The Uzbek government has rejected an international investigation, calling it unnecessary. Instead, it has said it would allow foreign diplomats to monitor an investigation under way by the Uzbek parliament.

HRW further urged the United States not to engage in any more discussions with Uzbekistan about a long-term arrangement for its military base in the Central Asian country, and called on the European Union to suspend a partnership and cooperation agreement until the Uzbek government allows an independent, international inquiry into the May 13 killings.

Karimov's government is a key ally in what the administration of President George W. Bush has called its ''war on terror.''

The United States has maintained an air base in Uzbekistan since shortly after the Sep. 11, 2001 terrorist attacks on U.S. soil.

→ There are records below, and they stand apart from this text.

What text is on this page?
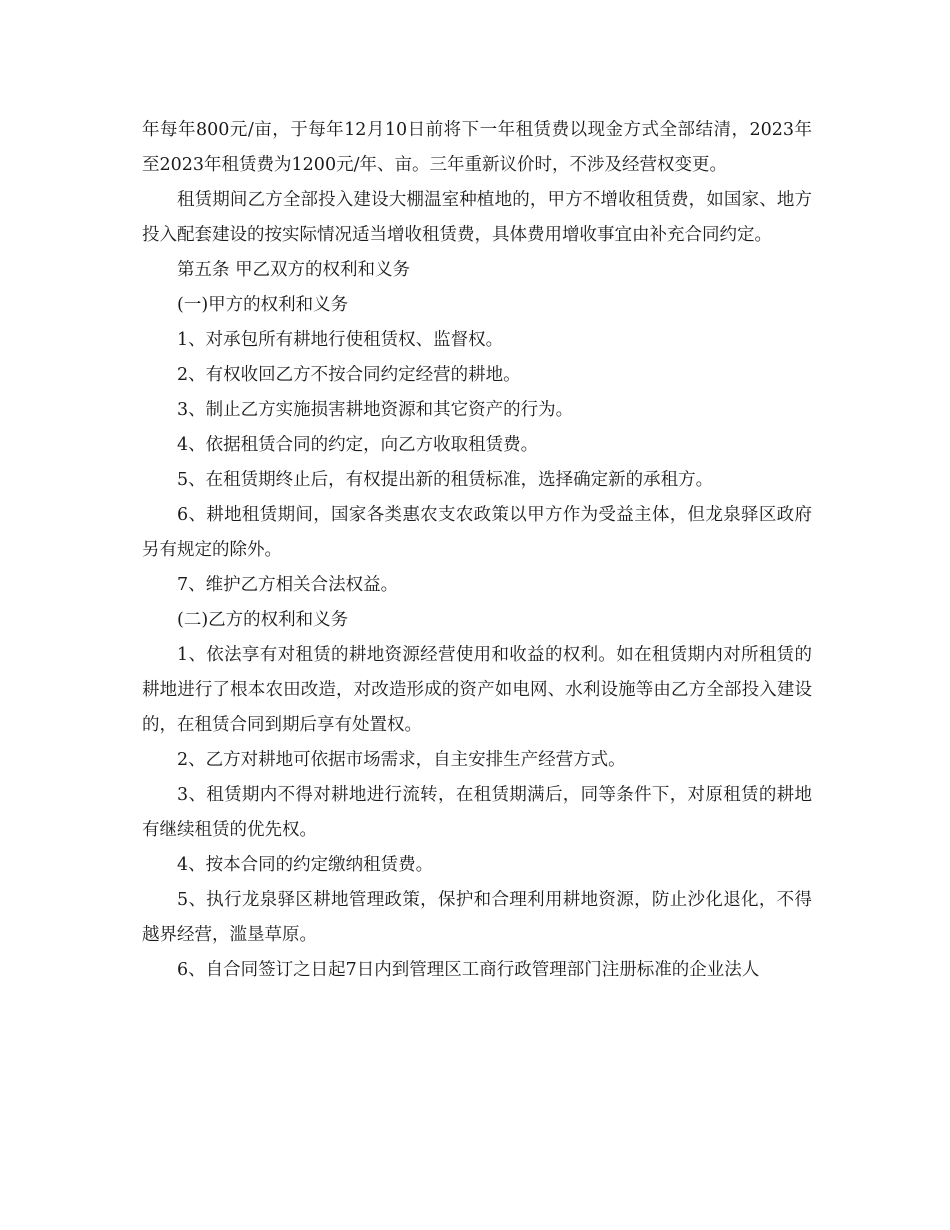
年每年800元/亩，于每年12月10日前将下一年租赁费以现金方式全部结清，2023年至2023年租赁费为1200元/年、亩。三年重新议价时，不涉及经营权变更。

租赁期间乙方全部投入建设大棚温室种植地的，甲方不增收租赁费，如国家、地方投入配套建设的按实际情况适当增收租赁费，具体费用增收事宜由补充合同约定。

第五条 甲乙双方的权利和义务

(一)甲方的权利和义务

1、对承包所有耕地行使租赁权、监督权。

2、有权收回乙方不按合同约定经营的耕地。

3、制止乙方实施损害耕地资源和其它资产的行为。

4、依据租赁合同的约定，向乙方收取租赁费。

5、在租赁期终止后，有权提出新的租赁标准，选择确定新的承租方。

6、耕地租赁期间，国家各类惠农支农政策以甲方作为受益主体，但龙泉驿区政府另有规定的除外。

7、维护乙方相关合法权益。

(二)乙方的权利和义务

1、依法享有对租赁的耕地资源经营使用和收益的权利。如在租赁期内对所租赁的耕地进行了根本农田改造，对改造形成的资产如电网、水利设施等由乙方全部投入建设的，在租赁合同到期后享有处置权。

2、乙方对耕地可依据市场需求，自主安排生产经营方式。

3、租赁期内不得对耕地进行流转，在租赁期满后，同等条件下，对原租赁的耕地有继续租赁的优先权。

4、按本合同的约定缴纳租赁费。

5、执行龙泉驿区耕地管理政策，保护和合理利用耕地资源，防止沙化退化，不得越界经营，滥垦草原。

6、自合同签订之日起7日内到管理区工商行政管理部门注册标准的企业法人
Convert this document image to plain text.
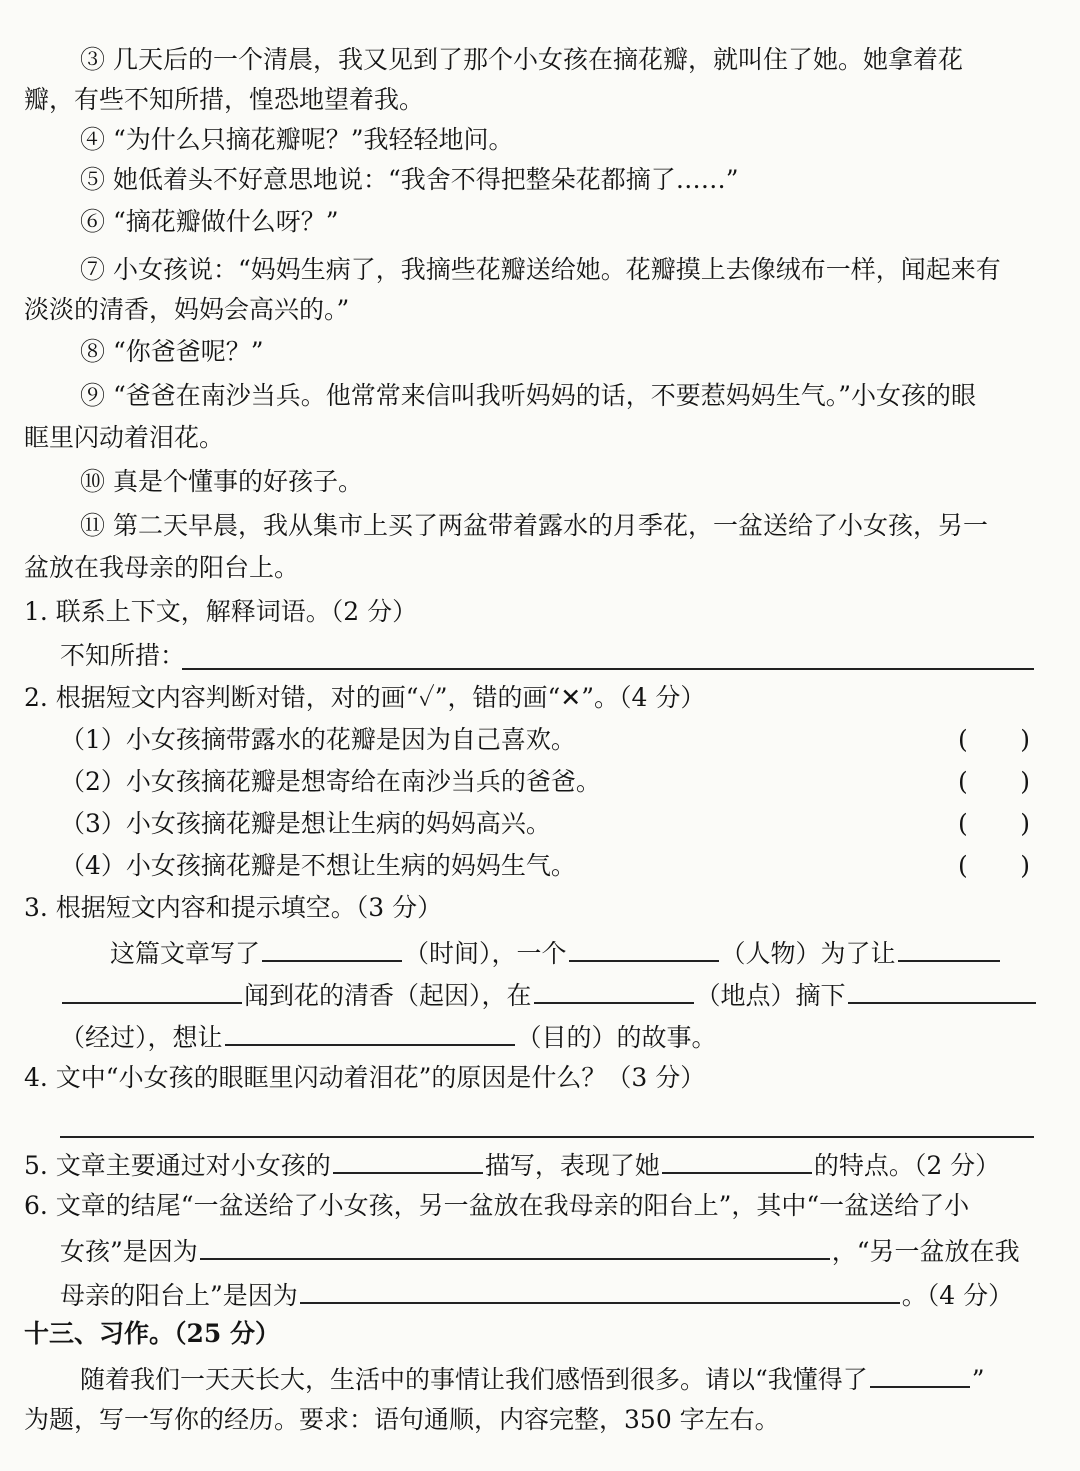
③ 几天后的一个清晨，我又见到了那个小女孩在摘花瓣，就叫住了她。她拿着花
瓣，有些不知所措，惶恐地望着我。
④ “为什么只摘花瓣呢？”我轻轻地问。
⑤ 她低着头不好意思地说：“我舍不得把整朵花都摘了……”
⑥ “摘花瓣做什么呀？”
⑦ 小女孩说：“妈妈生病了，我摘些花瓣送给她。花瓣摸上去像绒布一样，闻起来有
淡淡的清香，妈妈会高兴的。”
⑧ “你爸爸呢？”
⑨ “爸爸在南沙当兵。他常常来信叫我听妈妈的话，不要惹妈妈生气。”小女孩的眼
眶里闪动着泪花。
⑩ 真是个懂事的好孩子。
⑪ 第二天早晨，我从集市上买了两盆带着露水的月季花，一盆送给了小女孩，另一
盆放在我母亲的阳台上。
1. 联系上下文，解释词语。（2 分）
不知所措：
2. 根据短文内容判断对错，对的画“✓”，错的画“✕”。（4 分）
（1）小女孩摘带露水的花瓣是因为自己喜欢。	( )
（2）小女孩摘花瓣是想寄给在南沙当兵的爸爸。	( )
（3）小女孩摘花瓣是想让生病的妈妈高兴。	( )
（4）小女孩摘花瓣是不想让生病的妈妈生气。	( )
3. 根据短文内容和提示填空。（3 分）
这篇文章写了	（时间），一个	（人物）为了让
闻到花的清香（起因），在	（地点）摘下
（经过），想让	（目的）的故事。
4. 文中“小女孩的眼眶里闪动着泪花”的原因是什么？（3 分）
5. 文章主要通过对小女孩的	描写，表现了她	的特点。（2 分）
6. 文章的结尾“一盆送给了小女孩，另一盆放在我母亲的阳台上”，其中“一盆送给了小
女孩”是因为	，“另一盆放在我
母亲的阳台上”是因为	。（4 分）
十三、习作。（25 分）
随着我们一天天长大，生活中的事情让我们感悟到很多。请以“我懂得了	”
为题，写一写你的经历。要求：语句通顺，内容完整，350 字左右。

Washington, which initially focused on the potential threat posed by the freeing of suspected terrorists, has said it was pressing Tashkent to renounce secrecy and repression.

The HRW report, ''Bullets Were Falling Like Rain: The Andijan Massacre, May 13, 2005,'' echoes questions and concerns about the Andijan crackdown raised in preliminary assessments by rights watchdog Amnesty International and by EurasiaNet, a project of billionaire philanthropist George Soros's Open Society Institute.

Separately, leading refugee advocacy groups report progress in protecting Uzbeks who fled the violence in Andijan by crossing into neighboring Kyrgyzstan but say the asylum-seekers' fate hangs in the balance as authorities have yet to decide whether to officially label them as refugees.

Refugees International, based in Washington, D.C., warned last month that the Uzbeks were at risk of being forcibly returned to their country under pressure from Tashkent and because they were housed in a camp perilously close to the border, over which they could be whisked back to Uzbekistan.

The camp has since been moved away from the border and there have been no further reports of individuals being forced or sent back, Maureen Lynch, research director at Refugees International, told OneWorld Tuesday.

All people have the right not to be returned to a country where they face threats to life or freedom, Refugees International said, citing the 1951 Convention Relating to the Status of Refugees and a derivative 1967 Protocol.

The organization is urging international agencies and wealthy governments to shore up Kyrgyzstan's limited economic capacity to provide assistance to the refugees.